Beyoncé: 4

Beyoncé
4
Columbia
2011-06-28

Albums like Sasha Fierce, in which an artist willingly separates her various impulses into two or more distinct discs/”characters”, are rarely convincing. Either one turns out way more stimulating than the other, or both feel limp without the diversity and range of emotion a typical album would allow. If 4 is any indication, Beyoncé would mostly be willing to concede that point even if she’ll never say it out loud. This 12-track album is the result of 70-plus finished tracks submitted to the label for them to hand select, but, unlike her previous albums, 4 is mainly the work of two production teams. The main thrust is handled by Ne-Yo’s frequent collaborator Shea Taylor, while G.O.O.D. Music’s Jeff Bhasker, Symbolyc One, Luke Steele, and Kanye West work the majority of the other tracks. The-Dream and Diplo’s right hand man Switch round out the proceedings, along with a Ryan Tedder production.

4 begins with a sort of startling sound — until the Kanye-helmed “Party” (featuring one of those rare “look how effortless rapping is for me” verses from Andre 3000 that have turned up in the strangest places since 2006), the music is largely reminiscent of late-’80s diva histrionics. The backing tracks have no interest in her typical pursuit of forward-thinking, energetic fare, preferring to throw the emphasis on Beyoncé’s radio-destroying vocal chords. “1+1” is the best result of this, finally providing Beyoncé a song that can compete with the favorites of this generation’s parents. But “I Care” (misplaced as it is, being a jilted lover track directly after such a pure love song as “1+1”) and “I Miss You” are equally competent, if safer, attempts at the same formula. It’s the sort of start that makes it clear why Beyoncé is head and shoulders above her Clear Channel competition in R&B. Unfortunately, she can’t sustain it forever.

Lead-single “Run the World (Girls)” is wisely hidden at the very end of the album here, almost like putting the song in timeout for flopping so embarrassingly out of the gate. The song was B’s least exciting and adventurous song in years, hindered all the more by its obvious insistence that it was a risk. The only risk it took was sampling (read: merely taking the beat for herself) a huge club hit that was barely more than a year old and turning it into an incredibly bland ode to her feminist contingent. That laziness reveals itself elsewhere, like the lyrical content of “Best Thing I Never Had”, in which the antagonist “show[s] [his] ass” and Beyoncé confidently proclaims “it must suck to be you.” Somewhere, Rihanna is sitting in a darkened room slow-clapping behind Cavale shades, but the rest of us are wondering how such lame lyrics could be sung with such earnestness.

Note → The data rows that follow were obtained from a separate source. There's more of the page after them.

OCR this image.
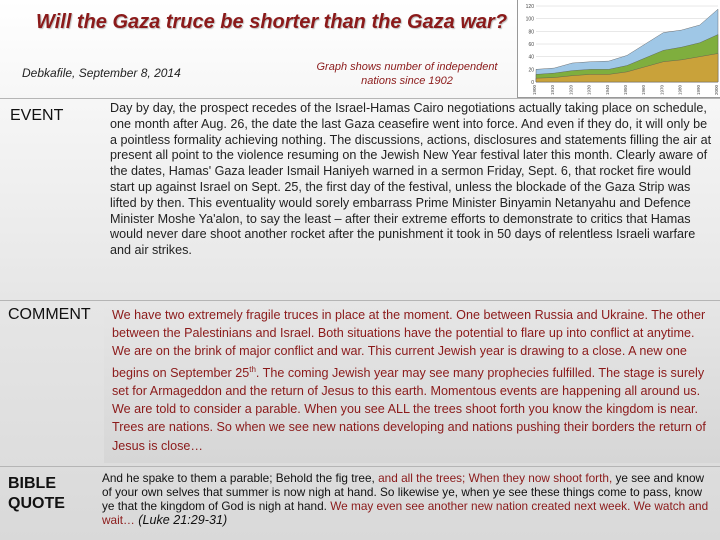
Will the Gaza truce be shorter than the Gaza war?
Debkafile, September 8, 2014	Graph shows number of independent nations since 1902	0
20
40
60
80
100
120
1900	1910	1920	1930	1940	1950	1960	1970	1980	1990	2000
EVENT	Day by day, the prospect recedes of the Israel-Hamas Cairo negotiations actually taking place on schedule, one month after Aug. 26, the date the last Gaza ceasefire went into force. And even if they do, it will only be a pointless formality achieving nothing. The discussions, actions, disclosures and statements filling the air at present all point to the violence resuming on the Jewish New Year festival later this month. Clearly aware of the dates, Hamas' Gaza leader Ismail Haniyeh warned in a sermon Friday, Sept. 6, that rocket fire would start up against Israel on Sept. 25, the first day of the festival, unless the blockade of the Gaza Strip was lifted by then. This eventuality would sorely embarrass Prime Minister Binyamin Netanyahu and Defence Minister Moshe Ya'alon, to say the least – after their extreme efforts to demonstrate to critics that Hamas would never dare shoot another rocket after the punishment it took in 50 days of relentless Israeli warfare and air strikes.
COMMENT We have two extremely fragile truces in place at the moment. One between Russia and Ukraine. The other between the Palestinians and Israel. Both situations have the potential to flare up into conflict at anytime. We are on the brink of major conflict and war. This current Jewish year is drawing to a close. A new one begins on September 25th. The coming Jewish year may see many prophecies fulfilled. The stage is surely set for Armageddon and the return of Jesus to this earth. Momentous events are happening all around us. We are told to consider a parable. When you see ALL the trees shoot forth you know the kingdom is near. Trees are nations. So when we see new nations developing and nations pushing their borders the return of Jesus is close…
BIBLE
QUOTE
And he spake to them a parable; Behold the fig tree, and all the trees; When they now shoot forth, ye see and know of your own selves that summer is now nigh at hand. So likewise ye, when ye see these things come to pass, know ye that the kingdom of God is nigh at hand. We may even see another new nation created next week. We watch and wait… (Luke 21:29-31)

Likewise, Kanye actually has the nerve to coin the term “dripping swag-gu” as a play on the word “ragú” on “Party”‘s chorus. The song itself also sounds much more natural as a hip-hop track, and proves it by being the only song to feature a rap verse. Likewise, songs like “Start Over” and “Countdown” just don’t seem to be listening to themselves, and will get by on listenability more than lyrical wizardry if they get by at all. Beyoncé makes most of the flops on this album interesting at the very least, but a lot of the material here feels beneath a woman as talented as she is. In the case of “I Was Here”, a Diane Warren-penned ballad to the self about a faded star desiring the world remember her impact, it’s plain awkward to here a woman as in her prime physically as Beyoncé is to even approach such a tune. The dull music from Ryan Tedder and an army of co-producers doesn’t help matters.

4 is a welcome comeback for Beyoncé after the Sasha Fierce meltdown, full of silly ’80s musical references and many of the strong vocal turns that made Sasha‘s banality such a frustrating reality. It’s not an album that’s as surprising or forward thinking as Dangerously in Love or B’Day, but it is for the most part a fun listen at worst and for her legion of fans it will probably translate to much more. Personally, the dance vibe that storms in on the final fourth of the album feels forced even if they’re the songs Beyoncé is supposedly best at pulling off. Especially “End of Time”, which feels like it’s here merely for the sake of filling a quota. I also can’t help but wonder what this album would have been like with more mature lyrics in the vein of “1+1” and “Love on Top”, but that’s endemic to pretty much all radio-oriented R&B, not Beyoncé specifically.